Photo : Radio-Canada

Elle considère le transport des personnes à destination de Banff et à l’intérieur du premier parc national comme le chaînon manquant pour faire de cet endroit un parc véritablement durable, dit-elle.

Combinée avec le leadership en matière de protection des écosystèmes et les réalisations en matière d’utilisation durable de l’énergie, de réacheminement des déchets et de transport public efficace, cette initiative promet d’accélérer notre cheminement vers des solutions qui aideront des millions de visiteurs chaque année à conserver localement et à inspirer mondialement, prédit-elle.

Les experts se pencheront sur les modes et les réseaux de transports, leurs interactions avec les communications, la façon dont les visiteurs trouvent l’information pour planifier leurs visites et se déplacer dans le parc national, décrit Daniella Rubelling.

L'idée d'une liaison ferroviaire

Les experts examineront également le projet d’un train reliant l'aéroport international de Calgary, le centre-ville de Calgary et celui de Banff.

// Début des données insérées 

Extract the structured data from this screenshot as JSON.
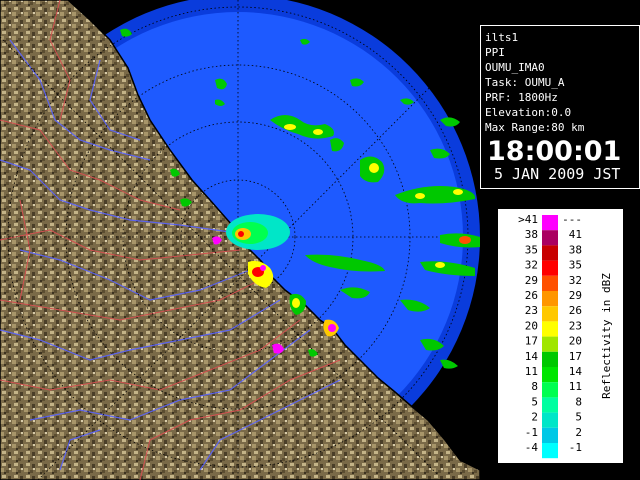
{
  "info": {
    "lines": [
      "ilts1",
      "PPI",
      "OUMU_IMA0",
      "Task: OUMU_A",
      "PRF: 1800Hz",
      "Elevation:0.0",
      "Max Range:80 km"
    ],
    "time": "18:00:01",
    "date": "5 JAN 2009 JST"
  },
  "legend": {
    "title": "Reflectivity in dBZ",
    "rows": [
      {
        "low": ">41",
        "high": "---",
        "color": "#ff00ff"
      },
      {
        "low": "38",
        "high": "41",
        "color": "#aa0060"
      },
      {
        "low": "35",
        "high": "38",
        "color": "#c80000"
      },
      {
        "low": "32",
        "high": "35",
        "color": "#ff0000"
      },
      {
        "low": "29",
        "high": "32",
        "color": "#ff5000"
      },
      {
        "low": "26",
        "high": "29",
        "color": "#ff9600"
      },
      {
        "low": "23",
        "high": "26",
        "color": "#ffc800"
      },
      {
        "low": "20",
        "high": "23",
        "color": "#ffff00"
      },
      {
        "low": "17",
        "high": "20",
        "color": "#a0e600"
      },
      {
        "low": "14",
        "high": "17",
        "color": "#00c800"
      },
      {
        "low": "11",
        "high": "14",
        "color": "#00e600"
      },
      {
        "low": "8",
        "high": "11",
        "color": "#00ff50"
      },
      {
        "low": "5",
        "high": "8",
        "color": "#00ffa0"
      },
      {
        "low": "2",
        "high": "5",
        "color": "#00e6c8"
      },
      {
        "low": "-1",
        "high": "2",
        "color": "#00c8e6"
      },
      {
        "low": "-4",
        "high": "-1",
        "color": "#00ffff"
      }
    ]
  },
  "colors": {
    "sea": "#1e5aff",
    "sea_outer": "#0a3cdc",
    "land": "#7a6a48",
    "coast": "#000000",
    "rivers": "#5a64ff",
    "boundaries": "#d25050",
    "range_rings": "#000000"
  }
}
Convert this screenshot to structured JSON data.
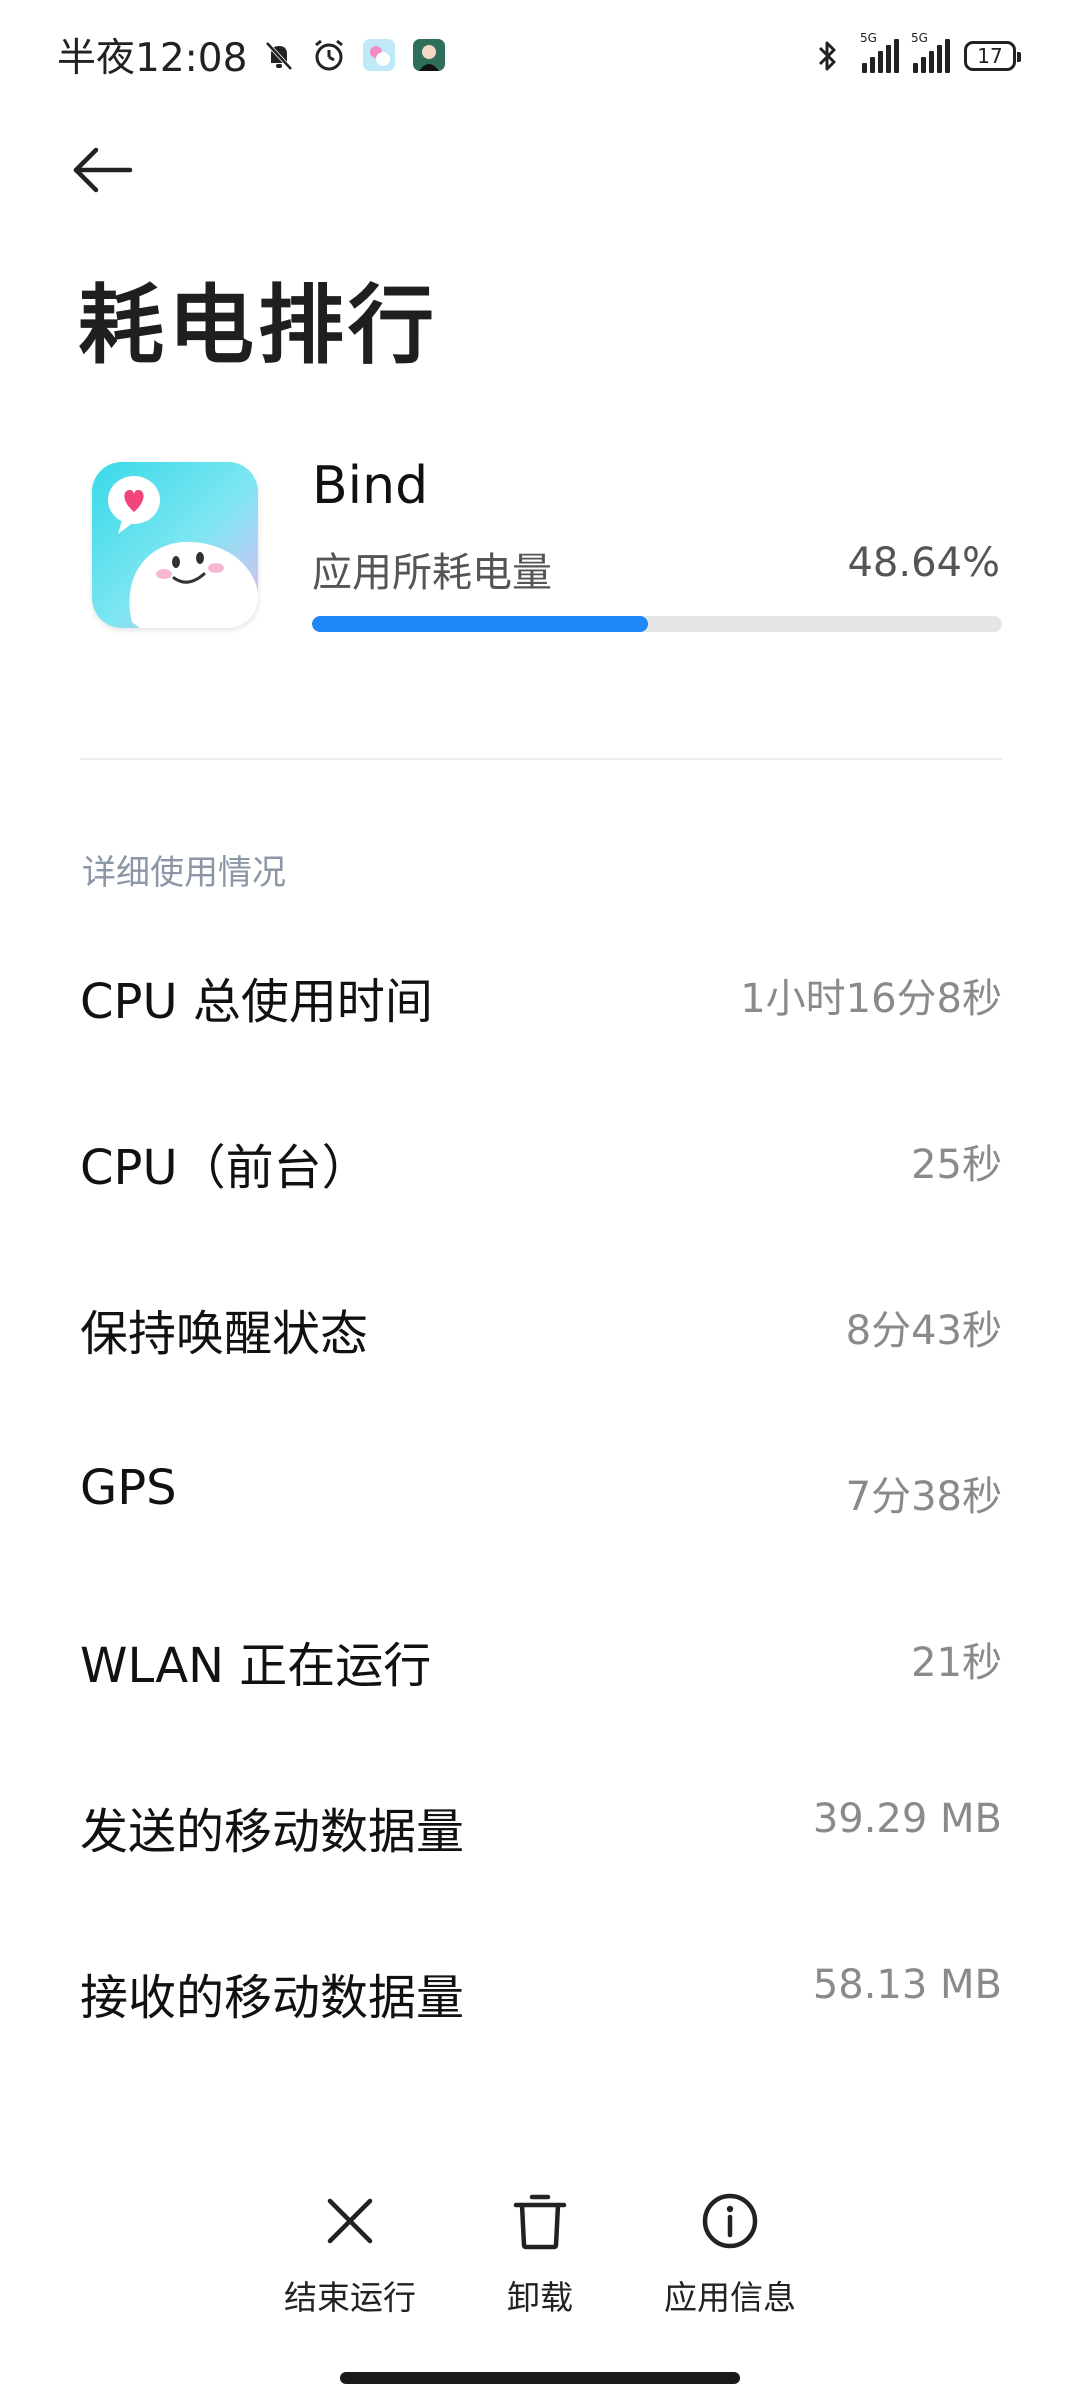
{
  "status_bar": {
    "time": "半夜12:08",
    "network_tag_1": "5G",
    "network_tag_2": "5G",
    "battery_level": "17"
  },
  "header": {
    "title": "耗电排行"
  },
  "app": {
    "name": "Bind",
    "usage_label": "应用所耗电量",
    "usage_percent": "48.64%",
    "usage_fraction": 0.4864,
    "accent_color": "#1e86f5"
  },
  "details": {
    "section_title": "详细使用情况",
    "rows": [
      {
        "label": "CPU 总使用时间",
        "value": "1小时16分8秒"
      },
      {
        "label": "CPU（前台）",
        "value": "25秒"
      },
      {
        "label": "保持唤醒状态",
        "value": "8分43秒"
      },
      {
        "label": "GPS",
        "value": "7分38秒"
      },
      {
        "label": "WLAN 正在运行",
        "value": "21秒"
      },
      {
        "label": "发送的移动数据量",
        "value": "39.29 MB"
      },
      {
        "label": "接收的移动数据量",
        "value": "58.13 MB"
      }
    ]
  },
  "actions": {
    "force_stop": "结束运行",
    "uninstall": "卸载",
    "app_info": "应用信息"
  },
  "icons": {
    "back": "back-arrow-icon",
    "force_stop": "close-icon",
    "uninstall": "trash-icon",
    "app_info": "info-icon"
  }
}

Une carte indiquant le trajet que prendrait le train entre Calgary et Banff.

Si la ligne de train est construite, elle sera le fruit d’un partenariat entre le secteur public et le secteur privé.

Photo : Radio-Canada

Tandis que le restaurateur Christian Dubois est partagé sur la question, le résident de Banff Harvey Locke est convaincu que c’est un mauvais projet.

La question de l’intérêt public doit primer sur les intérêts privés. Il y a déjà la Transcanadienne et le chemin de fer principal du pays qui traversent le parc et cela crée déjà des défis uniques, pense-t-il.

Harvey Locke dehors avec les montagnes Rocheuses  derrière lui.

Harvey Locke est très impliqué dans la préservation de la nature à Banff avec diverses initiatives.

Photo : Radio-Canada

D’ici la fin de l’année, Parcs Canada fera appel à des partenaires autochtones, mais aussi au public pour élaborer le mandat du panel, qui sera constitué d’experts en gestion des aires protégées, en matière de transports, de technologies et de tourisme.